Бергман начинает говорить и в его голосе чувствуется власть, которая, уверен, очень помогает ему в суде, когда он защищает того, кого высокая цена его работы сделала правым и достойным защиты.
— Шеймус, Миранда хочет лучшего для детей и действует в их интересах. Она наняла няню, которая уже переехала в дом и записала их в частную Католическую школу, которая считается одним из лучших образовательных учреждений в Сиэтле.
— Но дети даже не католики. Как и ты, — недоуменно произношу я.
— Они начнут учиться в понедельник, — продолжает Бергман, не обращая внимания на мои слова.
— В понедельник? — От шока у меня меняется голос. Сегодня уже пятница.
— У меня самолет сегодня вечером. Я забираю детей со школы и улетаю с ними, — проясняет Миранда, добивая меня.

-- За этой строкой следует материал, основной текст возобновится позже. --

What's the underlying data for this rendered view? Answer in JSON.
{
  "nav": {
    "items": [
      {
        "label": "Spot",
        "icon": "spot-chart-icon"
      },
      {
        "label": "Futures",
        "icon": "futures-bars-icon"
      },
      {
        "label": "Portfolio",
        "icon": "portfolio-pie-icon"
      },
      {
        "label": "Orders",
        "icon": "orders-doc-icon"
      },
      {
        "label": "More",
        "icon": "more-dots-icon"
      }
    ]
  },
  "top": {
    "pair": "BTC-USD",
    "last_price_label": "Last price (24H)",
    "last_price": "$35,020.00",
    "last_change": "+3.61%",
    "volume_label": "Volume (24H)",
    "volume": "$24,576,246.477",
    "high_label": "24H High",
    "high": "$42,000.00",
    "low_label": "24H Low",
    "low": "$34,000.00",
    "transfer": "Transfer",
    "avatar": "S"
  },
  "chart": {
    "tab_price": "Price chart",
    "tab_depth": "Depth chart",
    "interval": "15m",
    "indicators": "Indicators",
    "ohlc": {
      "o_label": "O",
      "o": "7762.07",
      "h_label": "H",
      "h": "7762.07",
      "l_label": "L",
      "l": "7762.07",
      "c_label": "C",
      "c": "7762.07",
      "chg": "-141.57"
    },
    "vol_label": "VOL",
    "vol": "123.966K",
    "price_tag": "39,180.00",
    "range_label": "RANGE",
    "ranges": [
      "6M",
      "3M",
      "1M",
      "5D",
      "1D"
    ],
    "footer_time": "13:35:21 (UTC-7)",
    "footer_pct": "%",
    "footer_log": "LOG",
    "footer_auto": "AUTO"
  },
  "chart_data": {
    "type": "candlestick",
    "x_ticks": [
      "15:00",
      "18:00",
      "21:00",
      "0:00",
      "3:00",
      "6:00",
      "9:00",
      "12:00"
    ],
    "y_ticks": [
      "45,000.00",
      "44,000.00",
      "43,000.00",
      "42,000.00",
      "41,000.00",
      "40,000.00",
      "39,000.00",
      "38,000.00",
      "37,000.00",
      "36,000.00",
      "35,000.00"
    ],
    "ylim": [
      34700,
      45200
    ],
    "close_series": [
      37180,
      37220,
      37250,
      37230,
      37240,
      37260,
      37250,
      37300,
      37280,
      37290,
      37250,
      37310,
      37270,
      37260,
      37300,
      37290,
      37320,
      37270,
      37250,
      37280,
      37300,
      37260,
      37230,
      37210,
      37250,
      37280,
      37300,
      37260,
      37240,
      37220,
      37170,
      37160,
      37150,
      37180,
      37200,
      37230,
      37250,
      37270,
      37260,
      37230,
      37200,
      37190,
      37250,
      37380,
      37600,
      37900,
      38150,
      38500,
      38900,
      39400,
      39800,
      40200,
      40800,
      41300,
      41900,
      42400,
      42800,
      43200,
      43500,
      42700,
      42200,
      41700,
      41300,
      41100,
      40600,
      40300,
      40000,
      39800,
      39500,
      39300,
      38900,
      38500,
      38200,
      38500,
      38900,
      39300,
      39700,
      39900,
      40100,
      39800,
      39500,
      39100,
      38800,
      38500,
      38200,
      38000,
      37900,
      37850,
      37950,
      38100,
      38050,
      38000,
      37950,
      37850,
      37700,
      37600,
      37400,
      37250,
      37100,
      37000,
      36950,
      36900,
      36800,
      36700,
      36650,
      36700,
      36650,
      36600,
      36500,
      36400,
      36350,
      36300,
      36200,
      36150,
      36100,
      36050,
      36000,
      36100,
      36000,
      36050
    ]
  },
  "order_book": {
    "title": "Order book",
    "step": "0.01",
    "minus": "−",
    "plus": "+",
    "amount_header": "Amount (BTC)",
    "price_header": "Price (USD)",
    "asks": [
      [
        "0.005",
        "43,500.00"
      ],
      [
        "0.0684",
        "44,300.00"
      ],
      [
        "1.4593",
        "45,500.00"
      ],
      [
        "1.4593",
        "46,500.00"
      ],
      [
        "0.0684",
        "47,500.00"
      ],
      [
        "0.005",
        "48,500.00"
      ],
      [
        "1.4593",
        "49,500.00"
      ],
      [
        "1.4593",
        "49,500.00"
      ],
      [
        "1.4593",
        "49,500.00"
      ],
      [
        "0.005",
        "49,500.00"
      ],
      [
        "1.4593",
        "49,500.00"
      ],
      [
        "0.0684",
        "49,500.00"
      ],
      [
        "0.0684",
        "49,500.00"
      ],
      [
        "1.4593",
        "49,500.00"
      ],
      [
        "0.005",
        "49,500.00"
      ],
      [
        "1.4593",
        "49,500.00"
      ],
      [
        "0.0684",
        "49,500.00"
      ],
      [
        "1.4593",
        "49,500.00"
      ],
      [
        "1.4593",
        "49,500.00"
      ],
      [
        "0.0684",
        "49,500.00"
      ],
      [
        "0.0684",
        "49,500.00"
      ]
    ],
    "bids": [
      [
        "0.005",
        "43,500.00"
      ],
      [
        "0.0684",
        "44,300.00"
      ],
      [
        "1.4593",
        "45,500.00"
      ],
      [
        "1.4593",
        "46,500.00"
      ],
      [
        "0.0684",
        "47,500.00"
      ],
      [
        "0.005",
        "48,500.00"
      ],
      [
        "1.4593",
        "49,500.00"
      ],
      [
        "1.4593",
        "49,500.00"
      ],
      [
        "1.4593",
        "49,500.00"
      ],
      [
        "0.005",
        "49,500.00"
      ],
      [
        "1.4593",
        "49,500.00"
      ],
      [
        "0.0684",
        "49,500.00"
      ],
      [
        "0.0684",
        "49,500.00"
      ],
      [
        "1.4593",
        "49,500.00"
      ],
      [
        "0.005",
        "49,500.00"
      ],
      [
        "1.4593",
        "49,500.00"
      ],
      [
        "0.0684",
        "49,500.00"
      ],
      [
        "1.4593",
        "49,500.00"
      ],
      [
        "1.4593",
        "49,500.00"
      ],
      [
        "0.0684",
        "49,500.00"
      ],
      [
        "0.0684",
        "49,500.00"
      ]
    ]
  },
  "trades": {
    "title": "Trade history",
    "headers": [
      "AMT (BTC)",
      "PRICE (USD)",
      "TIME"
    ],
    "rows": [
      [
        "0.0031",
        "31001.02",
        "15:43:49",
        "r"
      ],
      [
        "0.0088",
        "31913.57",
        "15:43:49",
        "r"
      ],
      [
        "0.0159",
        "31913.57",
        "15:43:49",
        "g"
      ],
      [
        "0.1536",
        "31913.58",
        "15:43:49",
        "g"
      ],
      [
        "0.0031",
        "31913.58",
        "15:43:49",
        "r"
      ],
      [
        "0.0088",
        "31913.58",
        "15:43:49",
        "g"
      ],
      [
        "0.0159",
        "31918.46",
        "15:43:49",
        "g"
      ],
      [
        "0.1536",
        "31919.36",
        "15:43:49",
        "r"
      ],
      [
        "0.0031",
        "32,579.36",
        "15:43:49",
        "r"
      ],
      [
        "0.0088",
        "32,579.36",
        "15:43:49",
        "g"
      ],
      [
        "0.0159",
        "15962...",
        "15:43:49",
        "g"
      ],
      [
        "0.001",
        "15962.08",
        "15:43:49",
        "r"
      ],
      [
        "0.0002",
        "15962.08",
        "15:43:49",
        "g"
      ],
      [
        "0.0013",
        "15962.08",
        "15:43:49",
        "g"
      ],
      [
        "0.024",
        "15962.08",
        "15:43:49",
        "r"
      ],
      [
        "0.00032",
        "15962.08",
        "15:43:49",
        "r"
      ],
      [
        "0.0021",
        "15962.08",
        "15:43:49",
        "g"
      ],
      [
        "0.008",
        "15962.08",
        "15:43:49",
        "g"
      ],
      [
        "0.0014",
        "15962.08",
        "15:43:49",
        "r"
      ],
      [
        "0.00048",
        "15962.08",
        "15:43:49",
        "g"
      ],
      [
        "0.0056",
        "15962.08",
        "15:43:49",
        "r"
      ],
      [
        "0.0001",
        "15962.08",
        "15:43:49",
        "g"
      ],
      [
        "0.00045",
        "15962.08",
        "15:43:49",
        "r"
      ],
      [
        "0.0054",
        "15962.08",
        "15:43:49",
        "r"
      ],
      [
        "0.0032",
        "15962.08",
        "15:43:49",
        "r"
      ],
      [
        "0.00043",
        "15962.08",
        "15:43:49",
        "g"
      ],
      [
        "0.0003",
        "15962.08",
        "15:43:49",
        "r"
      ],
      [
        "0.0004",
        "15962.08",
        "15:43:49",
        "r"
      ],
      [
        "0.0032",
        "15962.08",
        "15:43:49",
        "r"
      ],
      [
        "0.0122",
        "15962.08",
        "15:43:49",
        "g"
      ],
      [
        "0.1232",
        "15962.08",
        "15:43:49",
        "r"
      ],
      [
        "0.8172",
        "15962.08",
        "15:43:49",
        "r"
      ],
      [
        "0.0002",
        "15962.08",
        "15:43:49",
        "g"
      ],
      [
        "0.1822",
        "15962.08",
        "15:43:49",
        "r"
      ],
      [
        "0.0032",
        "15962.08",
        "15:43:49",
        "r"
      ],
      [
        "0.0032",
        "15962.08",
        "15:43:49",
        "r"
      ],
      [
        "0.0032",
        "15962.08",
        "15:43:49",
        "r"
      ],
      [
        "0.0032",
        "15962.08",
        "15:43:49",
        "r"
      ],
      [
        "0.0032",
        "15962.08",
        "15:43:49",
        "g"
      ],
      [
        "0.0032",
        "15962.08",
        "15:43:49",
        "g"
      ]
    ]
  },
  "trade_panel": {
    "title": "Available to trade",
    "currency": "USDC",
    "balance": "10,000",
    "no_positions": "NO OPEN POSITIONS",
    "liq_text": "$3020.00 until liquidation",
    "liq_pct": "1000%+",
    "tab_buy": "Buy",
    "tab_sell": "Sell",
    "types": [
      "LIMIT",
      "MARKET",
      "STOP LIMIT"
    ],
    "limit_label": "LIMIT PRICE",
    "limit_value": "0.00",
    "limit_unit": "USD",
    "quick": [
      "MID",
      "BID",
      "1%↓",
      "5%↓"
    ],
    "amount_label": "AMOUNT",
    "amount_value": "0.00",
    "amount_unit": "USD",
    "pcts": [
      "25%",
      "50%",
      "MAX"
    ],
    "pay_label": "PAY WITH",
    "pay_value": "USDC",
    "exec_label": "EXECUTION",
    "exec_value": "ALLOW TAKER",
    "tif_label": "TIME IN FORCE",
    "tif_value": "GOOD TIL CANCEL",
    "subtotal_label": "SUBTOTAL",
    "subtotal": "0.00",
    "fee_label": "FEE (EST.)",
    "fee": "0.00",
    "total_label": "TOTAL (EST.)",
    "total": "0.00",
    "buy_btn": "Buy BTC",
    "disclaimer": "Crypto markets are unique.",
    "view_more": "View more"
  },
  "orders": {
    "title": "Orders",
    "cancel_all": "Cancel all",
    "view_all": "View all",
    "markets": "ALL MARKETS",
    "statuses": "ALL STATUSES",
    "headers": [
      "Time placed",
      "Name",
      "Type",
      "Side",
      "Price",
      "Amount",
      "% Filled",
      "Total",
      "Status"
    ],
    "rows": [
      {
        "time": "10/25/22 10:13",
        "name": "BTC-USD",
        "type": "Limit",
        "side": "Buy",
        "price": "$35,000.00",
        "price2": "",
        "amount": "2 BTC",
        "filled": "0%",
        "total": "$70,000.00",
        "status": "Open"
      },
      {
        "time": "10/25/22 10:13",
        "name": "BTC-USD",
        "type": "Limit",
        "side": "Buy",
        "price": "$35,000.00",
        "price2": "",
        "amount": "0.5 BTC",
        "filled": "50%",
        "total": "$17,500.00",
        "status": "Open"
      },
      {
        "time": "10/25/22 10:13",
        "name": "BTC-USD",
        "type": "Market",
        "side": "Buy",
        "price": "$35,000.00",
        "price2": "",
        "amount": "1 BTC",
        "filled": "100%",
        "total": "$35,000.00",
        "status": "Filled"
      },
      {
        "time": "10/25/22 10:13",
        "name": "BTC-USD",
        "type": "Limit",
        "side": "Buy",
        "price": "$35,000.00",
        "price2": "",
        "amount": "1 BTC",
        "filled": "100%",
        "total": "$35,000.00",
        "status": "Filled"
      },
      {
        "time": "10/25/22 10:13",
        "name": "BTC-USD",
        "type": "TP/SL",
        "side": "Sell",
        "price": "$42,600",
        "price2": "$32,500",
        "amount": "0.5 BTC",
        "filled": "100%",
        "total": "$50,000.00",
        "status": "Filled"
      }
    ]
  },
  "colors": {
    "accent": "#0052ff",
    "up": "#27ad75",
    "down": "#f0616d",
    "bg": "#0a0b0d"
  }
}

— Что? — Меня будто пнули под дых, а мой вопрос— это болезненный вздох.
Миранда смотрит на Бергмана — тот кивает, и она снова переводит взгляд на меня:
— Не пытайся бороться со мной, Шеймус. — Это была угроза, наглая и аморальная.
— Почему нет? — бросаю ей вызов я.
Она поднимает со стола телефон и задумчиво смотрит на него.

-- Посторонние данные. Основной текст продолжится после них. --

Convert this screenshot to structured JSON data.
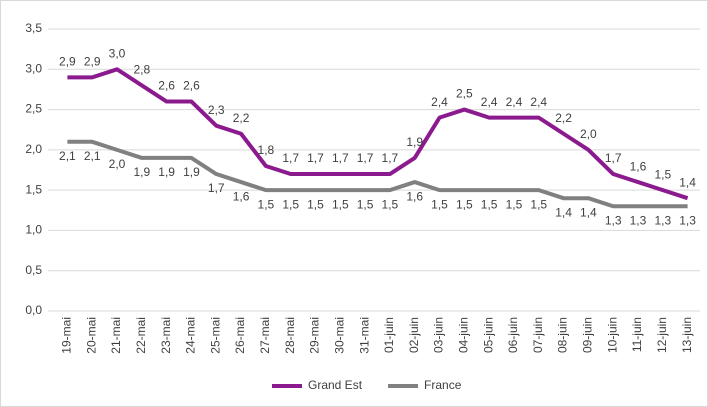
{
  "chart_data": {
    "type": "line",
    "categories": [
      "19-mai",
      "20-mai",
      "21-mai",
      "22-mai",
      "23-mai",
      "24-mai",
      "25-mai",
      "26-mai",
      "27-mai",
      "28-mai",
      "29-mai",
      "30-mai",
      "31-mai",
      "01-juin",
      "02-juin",
      "03-juin",
      "04-juin",
      "05-juin",
      "06-juin",
      "07-juin",
      "08-juin",
      "09-juin",
      "10-juin",
      "11-juin",
      "12-juin",
      "13-juin"
    ],
    "series": [
      {
        "name": "Grand Est",
        "color": "#8b1a8e",
        "values": [
          2.9,
          2.9,
          3.0,
          2.8,
          2.6,
          2.6,
          2.3,
          2.2,
          1.8,
          1.7,
          1.7,
          1.7,
          1.7,
          1.7,
          1.9,
          2.4,
          2.5,
          2.4,
          2.4,
          2.4,
          2.2,
          2.0,
          1.7,
          1.6,
          1.5,
          1.4
        ],
        "value_labels": [
          "2,9",
          "2,9",
          "3,0",
          "2,8",
          "2,6",
          "2,6",
          "2,3",
          "2,2",
          "1,8",
          "1,7",
          "1,7",
          "1,7",
          "1,7",
          "1,7",
          "1,9",
          "2,4",
          "2,5",
          "2,4",
          "2,4",
          "2,4",
          "2,2",
          "2,0",
          "1,7",
          "1,6",
          "1,5",
          "1,4"
        ]
      },
      {
        "name": "France",
        "color": "#808080",
        "values": [
          2.1,
          2.1,
          2.0,
          1.9,
          1.9,
          1.9,
          1.7,
          1.6,
          1.5,
          1.5,
          1.5,
          1.5,
          1.5,
          1.5,
          1.6,
          1.5,
          1.5,
          1.5,
          1.5,
          1.5,
          1.4,
          1.4,
          1.3,
          1.3,
          1.3,
          1.3
        ],
        "value_labels": [
          "2,1",
          "2,1",
          "2,0",
          "1,9",
          "1,9",
          "1,9",
          "1,7",
          "1,6",
          "1,5",
          "1,5",
          "1,5",
          "1,5",
          "1,5",
          "1,5",
          "1,6",
          "1,5",
          "1,5",
          "1,5",
          "1,5",
          "1,5",
          "1,4",
          "1,4",
          "1,3",
          "1,3",
          "1,3",
          "1,3"
        ]
      }
    ],
    "ylim": [
      0,
      3.5
    ],
    "yticks": [
      {
        "value": 0,
        "label": "0,0"
      },
      {
        "value": 0.5,
        "label": "0,5"
      },
      {
        "value": 1,
        "label": "1,0"
      },
      {
        "value": 1.5,
        "label": "1,5"
      },
      {
        "value": 2,
        "label": "2,0"
      },
      {
        "value": 2.5,
        "label": "2,5"
      },
      {
        "value": 3,
        "label": "3,0"
      },
      {
        "value": 3.5,
        "label": "3,5"
      }
    ],
    "grid": true,
    "legend": "bottom"
  }
}
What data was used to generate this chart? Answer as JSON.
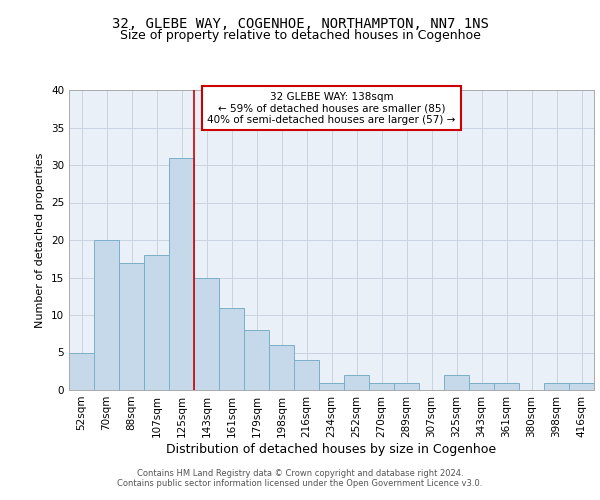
{
  "title1": "32, GLEBE WAY, COGENHOE, NORTHAMPTON, NN7 1NS",
  "title2": "Size of property relative to detached houses in Cogenhoe",
  "xlabel": "Distribution of detached houses by size in Cogenhoe",
  "ylabel": "Number of detached properties",
  "categories": [
    "52sqm",
    "70sqm",
    "88sqm",
    "107sqm",
    "125sqm",
    "143sqm",
    "161sqm",
    "179sqm",
    "198sqm",
    "216sqm",
    "234sqm",
    "252sqm",
    "270sqm",
    "289sqm",
    "307sqm",
    "325sqm",
    "343sqm",
    "361sqm",
    "380sqm",
    "398sqm",
    "416sqm"
  ],
  "values": [
    5,
    20,
    17,
    18,
    31,
    15,
    11,
    8,
    6,
    4,
    1,
    2,
    1,
    1,
    0,
    2,
    1,
    1,
    0,
    1,
    1
  ],
  "bar_color": "#c6d9ea",
  "bar_edge_color": "#7aafc8",
  "vline_color": "#cc0000",
  "vline_x": 4.5,
  "annotation_lines": [
    "32 GLEBE WAY: 138sqm",
    "← 59% of detached houses are smaller (85)",
    "40% of semi-detached houses are larger (57) →"
  ],
  "annotation_box_color": "white",
  "annotation_box_edge_color": "#cc0000",
  "ylim": [
    0,
    40
  ],
  "yticks": [
    0,
    5,
    10,
    15,
    20,
    25,
    30,
    35,
    40
  ],
  "grid_color": "#c8d4e0",
  "bg_color": "#eaf0f8",
  "footer_line1": "Contains HM Land Registry data © Crown copyright and database right 2024.",
  "footer_line2": "Contains public sector information licensed under the Open Government Licence v3.0.",
  "title1_fontsize": 10,
  "title2_fontsize": 9,
  "xlabel_fontsize": 9,
  "ylabel_fontsize": 8,
  "tick_fontsize": 7.5,
  "annotation_fontsize": 7.5,
  "footer_fontsize": 6
}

— Довольно трудно быть родителем… из тюрьмы.
— Что? — Звон в голове становится всеобъемлющим. Он будто пытается заслонить от меня реальность и заглушить ее слова.

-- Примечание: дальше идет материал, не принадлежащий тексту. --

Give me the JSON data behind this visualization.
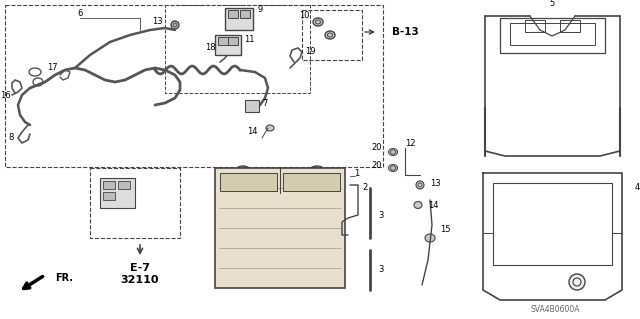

— В нижнем ящике твоего комода достаточно марихуаны, чтобы засадить тебя на двадцать лет, мой милый. Все, что мне нужно — это сделать звонок и полиция приедет обыскивать твою квартиру еще до того, как ты доковыляешь до своей убогой машины.
Я неверяще мотаю головой.
— Ты подставила меня?
Она ослепительно улыбается, но я вижу только ряды акульих зубов — острые, как бритва и смертельные для меня.
Во мне поднимается ярость — чистая и патологически опасная. Я представляю, как наклоняюсь над столом и душу ее руками. Наслаждаясь тем, как из нее уходит жизнь. Меня трясет от непреодолимого желания совершить возмездие. А когда злость становится такой сильной, что стираются моральные границы, все замирает. И наступает темнота.
***
Я прихожу в себя, лежа на полу, как выброшенный на помойку мусор. А Бергман и Миранда высятся надо мной, как господа над своим крестьянином.
— Мистер Макинтайр? — спрашивает Бергман.
Я краем глаза смотрю на него, испытывая желание пробить им обоим щиколотки.
— Вы в порядке, мистер Макинтайр? Вы упали в обморок. Вам вызвать скорую? — Судя по такой пространной речи, он действительно обеспокоен.
Я с трудом сажусь и осматриваю себя. Кажется, все в порядке, если не считать тошноты.
— Уберите ее с моих глаз, — выдавливаю из себя я.
Миранда выходит из комнаты.
Я, сдерживая слезы, подписываю бумаги и складываю их в аккуратную стопку. А потом беру ее в руку и смотрю на Бергмана, который стоит по другую сторону стола.